Writing any general-purpose linked list in Rust requires the use of unsafe code to escape certain automatic checks around aliasing and allocation lifetimes. While unsafe Rust code is still a lot safer than any C code, it raises the spectre of relying on certain areas of Undefined Behavior when you're dealing with raw pointers, like in a linked list -- so you run the risk of having C-style bugs around dangling pointer dereference, for instance.

It has historically been up to the code's author to convince themselves, and readers, that the unsafe code is correct and avoids relying on Undefined Behavior. Sometimes this is straightforward; often it isn't. In any case, "convincing someone it's right" is hard to test in a continuous build, and changes to the code in the future can cause your hard-worked proof to silently become wrong.

However, the Rust community has been cranking out better tools for situations like this -- in particular, the Miri interpreter. Miri runs Rust code on an "abstract machine" that enforces Rust's compile time rules at runtime, so you can't break them even with unsafe. (For those with a C background, think of Miri as ASan + TSan + UBSan + a bunch of additional analysis that isn't possible in C, like runtime borrow checking.)
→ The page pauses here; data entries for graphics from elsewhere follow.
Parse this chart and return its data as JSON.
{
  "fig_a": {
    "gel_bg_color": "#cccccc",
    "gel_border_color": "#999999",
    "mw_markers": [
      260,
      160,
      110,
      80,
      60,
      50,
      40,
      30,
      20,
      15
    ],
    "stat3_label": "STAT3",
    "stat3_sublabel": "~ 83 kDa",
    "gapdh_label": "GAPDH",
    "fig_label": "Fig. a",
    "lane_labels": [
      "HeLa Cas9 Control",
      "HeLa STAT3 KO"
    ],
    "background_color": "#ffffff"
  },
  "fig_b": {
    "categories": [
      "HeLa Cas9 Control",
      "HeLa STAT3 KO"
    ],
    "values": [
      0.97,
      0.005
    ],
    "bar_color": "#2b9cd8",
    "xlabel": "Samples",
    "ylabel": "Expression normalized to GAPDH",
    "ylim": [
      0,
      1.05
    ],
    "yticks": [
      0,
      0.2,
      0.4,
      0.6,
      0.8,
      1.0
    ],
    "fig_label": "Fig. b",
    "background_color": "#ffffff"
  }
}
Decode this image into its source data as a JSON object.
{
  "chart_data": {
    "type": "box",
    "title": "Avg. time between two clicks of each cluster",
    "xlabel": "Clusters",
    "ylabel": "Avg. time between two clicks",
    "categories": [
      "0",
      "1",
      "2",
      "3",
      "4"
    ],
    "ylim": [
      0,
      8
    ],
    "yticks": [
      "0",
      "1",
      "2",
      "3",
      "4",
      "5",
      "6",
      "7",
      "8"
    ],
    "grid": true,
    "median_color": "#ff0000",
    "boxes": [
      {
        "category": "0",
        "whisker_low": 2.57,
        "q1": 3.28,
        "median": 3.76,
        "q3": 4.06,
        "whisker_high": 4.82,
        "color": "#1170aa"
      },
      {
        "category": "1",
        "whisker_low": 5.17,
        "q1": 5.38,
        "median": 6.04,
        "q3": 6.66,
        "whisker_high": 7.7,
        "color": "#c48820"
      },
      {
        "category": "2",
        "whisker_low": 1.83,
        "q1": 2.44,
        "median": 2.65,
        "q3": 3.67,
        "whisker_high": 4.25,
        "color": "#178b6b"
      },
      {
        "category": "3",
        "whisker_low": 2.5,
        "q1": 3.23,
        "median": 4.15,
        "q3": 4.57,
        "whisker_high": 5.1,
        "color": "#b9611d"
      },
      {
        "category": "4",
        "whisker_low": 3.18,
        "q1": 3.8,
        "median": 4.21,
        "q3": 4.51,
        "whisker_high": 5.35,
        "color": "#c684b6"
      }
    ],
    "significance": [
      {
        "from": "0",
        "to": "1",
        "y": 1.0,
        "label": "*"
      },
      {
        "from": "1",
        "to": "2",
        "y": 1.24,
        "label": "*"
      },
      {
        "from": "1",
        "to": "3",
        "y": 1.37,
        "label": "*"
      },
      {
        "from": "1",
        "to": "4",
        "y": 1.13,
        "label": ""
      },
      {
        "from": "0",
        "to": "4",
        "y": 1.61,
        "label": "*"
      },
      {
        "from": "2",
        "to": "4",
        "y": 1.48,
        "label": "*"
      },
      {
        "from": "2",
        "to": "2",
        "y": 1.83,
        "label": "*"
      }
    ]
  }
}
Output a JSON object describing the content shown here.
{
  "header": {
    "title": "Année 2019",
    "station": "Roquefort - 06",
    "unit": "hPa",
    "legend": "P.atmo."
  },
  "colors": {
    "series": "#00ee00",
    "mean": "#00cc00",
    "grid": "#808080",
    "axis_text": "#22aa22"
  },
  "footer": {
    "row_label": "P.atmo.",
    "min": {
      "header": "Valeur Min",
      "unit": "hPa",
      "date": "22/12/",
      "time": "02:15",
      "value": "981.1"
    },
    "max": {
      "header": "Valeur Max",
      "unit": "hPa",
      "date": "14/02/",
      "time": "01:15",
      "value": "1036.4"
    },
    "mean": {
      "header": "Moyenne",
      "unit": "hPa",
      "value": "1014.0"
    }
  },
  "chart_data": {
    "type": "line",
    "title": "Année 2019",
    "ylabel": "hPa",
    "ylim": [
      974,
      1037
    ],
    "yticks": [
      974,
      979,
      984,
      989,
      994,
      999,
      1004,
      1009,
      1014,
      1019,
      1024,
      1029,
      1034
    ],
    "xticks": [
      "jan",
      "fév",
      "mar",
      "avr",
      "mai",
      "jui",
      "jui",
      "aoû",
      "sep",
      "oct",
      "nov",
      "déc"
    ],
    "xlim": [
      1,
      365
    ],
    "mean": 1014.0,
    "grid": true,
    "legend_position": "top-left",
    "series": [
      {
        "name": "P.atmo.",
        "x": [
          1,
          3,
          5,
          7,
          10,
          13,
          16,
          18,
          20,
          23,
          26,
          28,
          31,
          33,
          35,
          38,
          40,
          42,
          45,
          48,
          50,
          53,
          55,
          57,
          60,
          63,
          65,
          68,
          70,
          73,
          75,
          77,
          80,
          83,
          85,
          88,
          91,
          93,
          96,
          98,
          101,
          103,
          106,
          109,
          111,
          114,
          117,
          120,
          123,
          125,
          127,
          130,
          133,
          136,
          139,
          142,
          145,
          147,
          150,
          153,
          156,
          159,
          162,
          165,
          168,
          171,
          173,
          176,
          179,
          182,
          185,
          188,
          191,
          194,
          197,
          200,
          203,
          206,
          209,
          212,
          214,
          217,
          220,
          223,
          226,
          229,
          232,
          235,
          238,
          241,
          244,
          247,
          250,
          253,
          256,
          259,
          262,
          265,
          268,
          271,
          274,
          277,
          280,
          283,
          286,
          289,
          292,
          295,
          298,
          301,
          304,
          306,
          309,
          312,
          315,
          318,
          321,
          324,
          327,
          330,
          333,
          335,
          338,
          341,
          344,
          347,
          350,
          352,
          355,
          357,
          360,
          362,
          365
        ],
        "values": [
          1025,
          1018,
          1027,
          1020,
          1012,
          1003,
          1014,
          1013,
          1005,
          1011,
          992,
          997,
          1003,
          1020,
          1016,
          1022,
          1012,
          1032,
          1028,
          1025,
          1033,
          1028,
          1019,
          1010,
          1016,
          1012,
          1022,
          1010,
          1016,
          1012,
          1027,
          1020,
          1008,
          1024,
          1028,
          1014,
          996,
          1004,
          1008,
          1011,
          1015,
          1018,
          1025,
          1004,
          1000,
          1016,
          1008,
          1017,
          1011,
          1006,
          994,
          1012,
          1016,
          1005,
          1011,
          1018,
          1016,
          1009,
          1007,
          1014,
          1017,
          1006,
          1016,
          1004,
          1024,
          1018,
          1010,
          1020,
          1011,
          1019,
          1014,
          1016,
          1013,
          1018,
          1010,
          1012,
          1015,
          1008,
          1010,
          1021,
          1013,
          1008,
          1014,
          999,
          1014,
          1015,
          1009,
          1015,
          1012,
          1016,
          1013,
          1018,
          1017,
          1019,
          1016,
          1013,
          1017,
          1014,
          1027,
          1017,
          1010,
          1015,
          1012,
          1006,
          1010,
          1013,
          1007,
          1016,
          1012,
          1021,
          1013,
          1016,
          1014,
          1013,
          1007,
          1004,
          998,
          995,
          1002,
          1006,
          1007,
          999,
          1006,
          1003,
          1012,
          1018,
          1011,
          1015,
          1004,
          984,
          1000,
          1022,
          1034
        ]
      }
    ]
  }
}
This presents an opportunity.

The list from `lilos`

I wrote the [lilos] embedded async RTOS in Rust in 2019-20, before Miri was mature. In several places, lilos really needed intrusive doubly-linked lists, for all the reasons I explained in the first section above. So I had to roll them by hand using unsafe, and convince myself they were right.

Because I'm very nerdy about this sort of thing, I only wound up being critically, fatally wrong in two or three places!

In my day job at Oxide Computer, my colleagues have been applying Miri to verify code at previously unheard of levels (like an x86 bootloader), and a conversation with Dan Cross inspired me to try applying Miri to my various kernels. The first thing I reached for was the linked list from lilos, for two reasons:

It's conveniently standalone. It relies only on libcore and no other parts of lilos.
I haven't seen a fully worked example of a stack-allocated intrusive doubly-linked list in Rust on the internet. (If I had, I would have just used it instead of going to all this trouble.)

Getting the list to pass tests under Miri took some changes to the implementation. I'm still not sure whether the changes were fixing actual safety bugs that were always lurking in the implementation, or whether they were just making Miri's analysis happy -- after all, the tools are not omniscient, and fancy computer science things like the halting problem prevent them from ever being totally perfect.

However, after the changes, the implementation is far more obviously correct, which I appreciate!

So, in this repo, you'll find a working, Miri-approved, stack-allocated, intrusive doubly-linked list implementation, with comments and tests. Is it correct? Possibly not; there are aspects of correctness that Miri and my ad-hoc tests don't cover. But I think it's pretty close!

I hope someone finds this helpful.

Appendix: omg why Rust make u do this

Some people on the internet may take this repo and use it to condemn Rust. "Look at all this code!" they'll say on sites I don't read. "It's so much simpler to do this in C. Rust is silly."

Since I'm not on HackerNews, allow me to prepare a rebuttal:

The point of a safe list API in Rust is that a user could write arbitrarily unwise code using the API and, as long as they stick to safe code, the worst thing they'll ever encounter is a panic! telling them they've messed up. This means I don't have to think about all the code in the kernel using lists -- I know it's not going to corrupt the kernel.

C only appears simple because it moves all the complexity into your head. It is not possible to write a doubly-linked list implementation in C that is safe against all possible code using its API. In particular, you can trivially break any C intrusive list by just struct-assigning the head or any node to a new location. Dangling pointer time!

(You can do only marginally better in C++ through the diligent application of move and deleted-copy constructors, but that will not result in less code than Rust.)

So, yes, this code is longer than what I'd write in C, and it's worth it to simplify every future use case.